Search code examples
sqlpostgresqlfinancecomputational-finance

pl/python receiving and outputting a set of rows


Problem description: I'm trying to define a pl/python aggregator that receives a set of rows and returns a set of rows, for every set of rows generated from a query. The input set of rows should be a group generated with the group by statement in a query. I'm trying to find my way through the syntax, but I'm having a hard time with that. pl/pgsql functions are welcome, but I'm afraid they may lack the expressive power to do this.

Context description: I have a table with three columns: ticker symbol, date and value. I'm trying to calculate the macd for each ticker symbol and date according to the values I have.

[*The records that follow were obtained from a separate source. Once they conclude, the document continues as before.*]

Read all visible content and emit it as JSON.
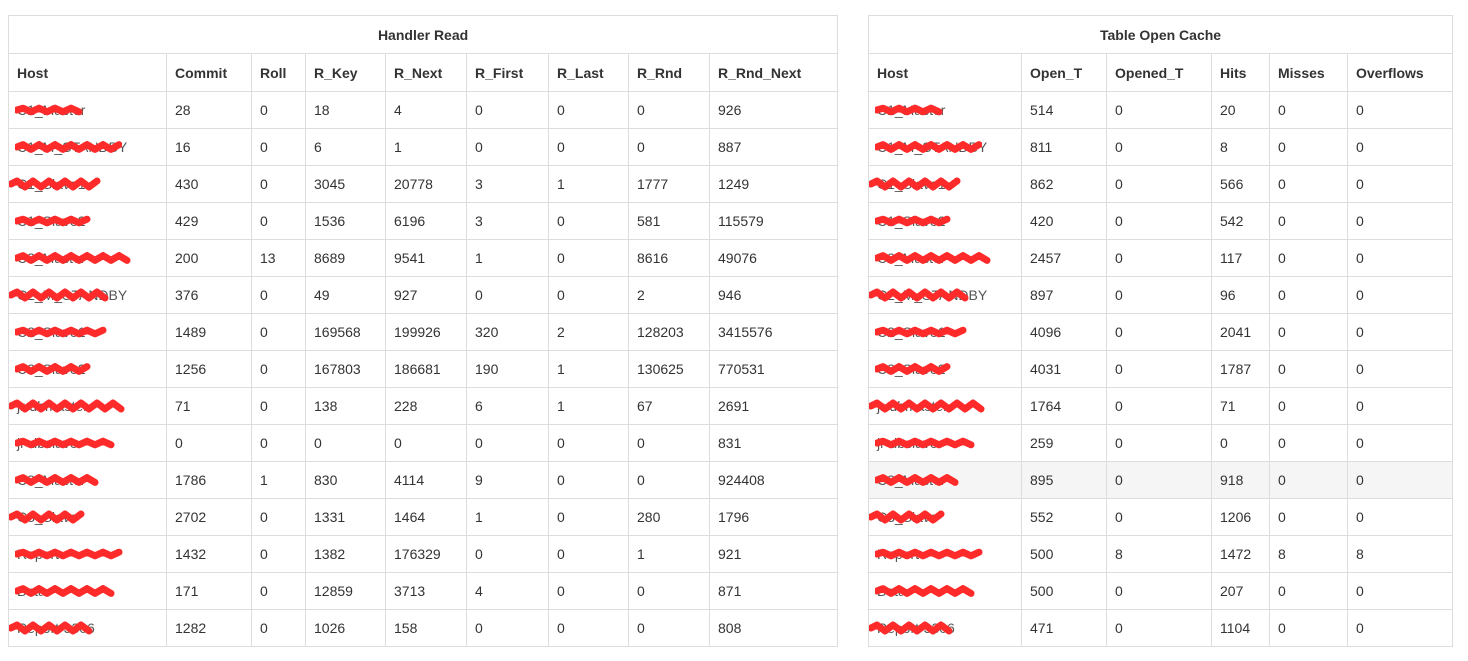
{
  "handler_read": {
    "title": "Handler Read",
    "columns": [
      "Host",
      "Commit",
      "Roll",
      "R_Key",
      "R_Next",
      "R_First",
      "R_Last",
      "R_Rnd",
      "R_Rnd_Next"
    ],
    "rows": [
      [
        "C1_Master",
        "28",
        "0",
        "18",
        "4",
        "0",
        "0",
        "0",
        "926"
      ],
      [
        "C1_M_STANDBY",
        "16",
        "0",
        "6",
        "1",
        "0",
        "0",
        "0",
        "887"
      ],
      [
        "C1_Slave1",
        "430",
        "0",
        "3045",
        "20778",
        "3",
        "1",
        "1777",
        "1249"
      ],
      [
        "C1_Slave2",
        "429",
        "0",
        "1536",
        "6196",
        "3",
        "0",
        "581",
        "115579"
      ],
      [
        "C2_Master",
        "200",
        "13",
        "8689",
        "9541",
        "1",
        "0",
        "8616",
        "49076"
      ],
      [
        "C2_M_STANDBY",
        "376",
        "0",
        "49",
        "927",
        "0",
        "0",
        "2",
        "946"
      ],
      [
        "C2_Slave1",
        "1489",
        "0",
        "169568",
        "199926",
        "320",
        "2",
        "128203",
        "3415576"
      ],
      [
        "C2_Slave2",
        "1256",
        "0",
        "167803",
        "186681",
        "190",
        "1",
        "130625",
        "770531"
      ],
      [
        "jr-dbmaster",
        "71",
        "0",
        "138",
        "228",
        "6",
        "1",
        "67",
        "2691"
      ],
      [
        "jr-dbslave",
        "0",
        "0",
        "0",
        "0",
        "0",
        "0",
        "0",
        "831"
      ],
      [
        "C3_Master",
        "1786",
        "1",
        "830",
        "4114",
        "9",
        "0",
        "0",
        "924408"
      ],
      [
        "C3_Slave",
        "2702",
        "0",
        "1331",
        "1464",
        "1",
        "0",
        "280",
        "1796"
      ],
      [
        "Report",
        "1432",
        "0",
        "1382",
        "176329",
        "0",
        "0",
        "1",
        "921"
      ],
      [
        "Beta",
        "171",
        "0",
        "12859",
        "3713",
        "4",
        "0",
        "0",
        "871"
      ],
      [
        "Report-3306",
        "1282",
        "0",
        "1026",
        "158",
        "0",
        "0",
        "0",
        "808"
      ]
    ]
  },
  "table_open_cache": {
    "title": "Table Open Cache",
    "columns": [
      "Host",
      "Open_T",
      "Opened_T",
      "Hits",
      "Misses",
      "Overflows"
    ],
    "rows": [
      [
        "C1_Master",
        "514",
        "0",
        "20",
        "0",
        "0"
      ],
      [
        "C1_M_STANDBY",
        "811",
        "0",
        "8",
        "0",
        "0"
      ],
      [
        "C1_Slave1",
        "862",
        "0",
        "566",
        "0",
        "0"
      ],
      [
        "C1_Slave2",
        "420",
        "0",
        "542",
        "0",
        "0"
      ],
      [
        "C2_Master",
        "2457",
        "0",
        "117",
        "0",
        "0"
      ],
      [
        "C2_M_STANDBY",
        "897",
        "0",
        "96",
        "0",
        "0"
      ],
      [
        "C2_Slave1",
        "4096",
        "0",
        "2041",
        "0",
        "0"
      ],
      [
        "C2_Slave2",
        "4031",
        "0",
        "1787",
        "0",
        "0"
      ],
      [
        "jr-dbmaster",
        "1764",
        "0",
        "71",
        "0",
        "0"
      ],
      [
        "jr-dbslave",
        "259",
        "0",
        "0",
        "0",
        "0"
      ],
      [
        "C3_Master",
        "895",
        "0",
        "918",
        "0",
        "0"
      ],
      [
        "C3_Slave",
        "552",
        "0",
        "1206",
        "0",
        "0"
      ],
      [
        "Report",
        "500",
        "8",
        "1472",
        "8",
        "8"
      ],
      [
        "Beta",
        "500",
        "0",
        "207",
        "0",
        "0"
      ],
      [
        "Report-3306",
        "471",
        "0",
        "1104",
        "0",
        "0"
      ]
    ]
  },
  "colors": {
    "redaction": "#ff2a2a",
    "border": "#dddddd",
    "hover_row": "#f5f5f5",
    "text": "#333333"
  }
}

I can group and sort the table by date, then all I would have to do is for each group calculate the value of the aggregator for that date according to the current value for each ticker and the previous value for the aggregator, which I guess I will store in SD, then all I have to return is a set of rows with that value, and possibly the ticker to make a join, but I think it should be possible to preserve the order and save the time of a join.

This is how the table would be created:

create table candles(ticker text, day date, value real,
  primary key (ticker, day));

Here you can find an example in Java (pseudocode-ish) that shows how the groups (group by day) should be processed after sorted by ticker. In Java these groups are represented as an ArrayList, since they are sorted by ticker, the same position corresponds to the same ticker (database is checked on generation so no records are missing) and since they are grouped by day every group has the values for the same day and the next day than the previous call.

PD: I've also added the code to calculate MACD in pl/pgsql but for this I order by ticker and day, I'd like to order by day and do all the calculations for all the tickers in a loop, because that should be more efficient, specially considering the final output has to be ordered by day to be consumed in this way.

If there is anything that is not completely clear please ask me, I'm trying to be clear and concise.

Thank you very much.


Solution

  • Sorry if the description was confusing. I solved the problem I was facing by:

    1. creating arrays from the values I wanted to group by using a subquery. select array_agg(x) from y group by z order by v;
    2. creating a function that accepts the arrays, just by adding [] to the parameters description. And an aggregator for that function.
    3. using the aggregator and the subquery in the final query.

    It was fairly easy, but I didn't know about the array type and all its possibilities. Sorry and thank you.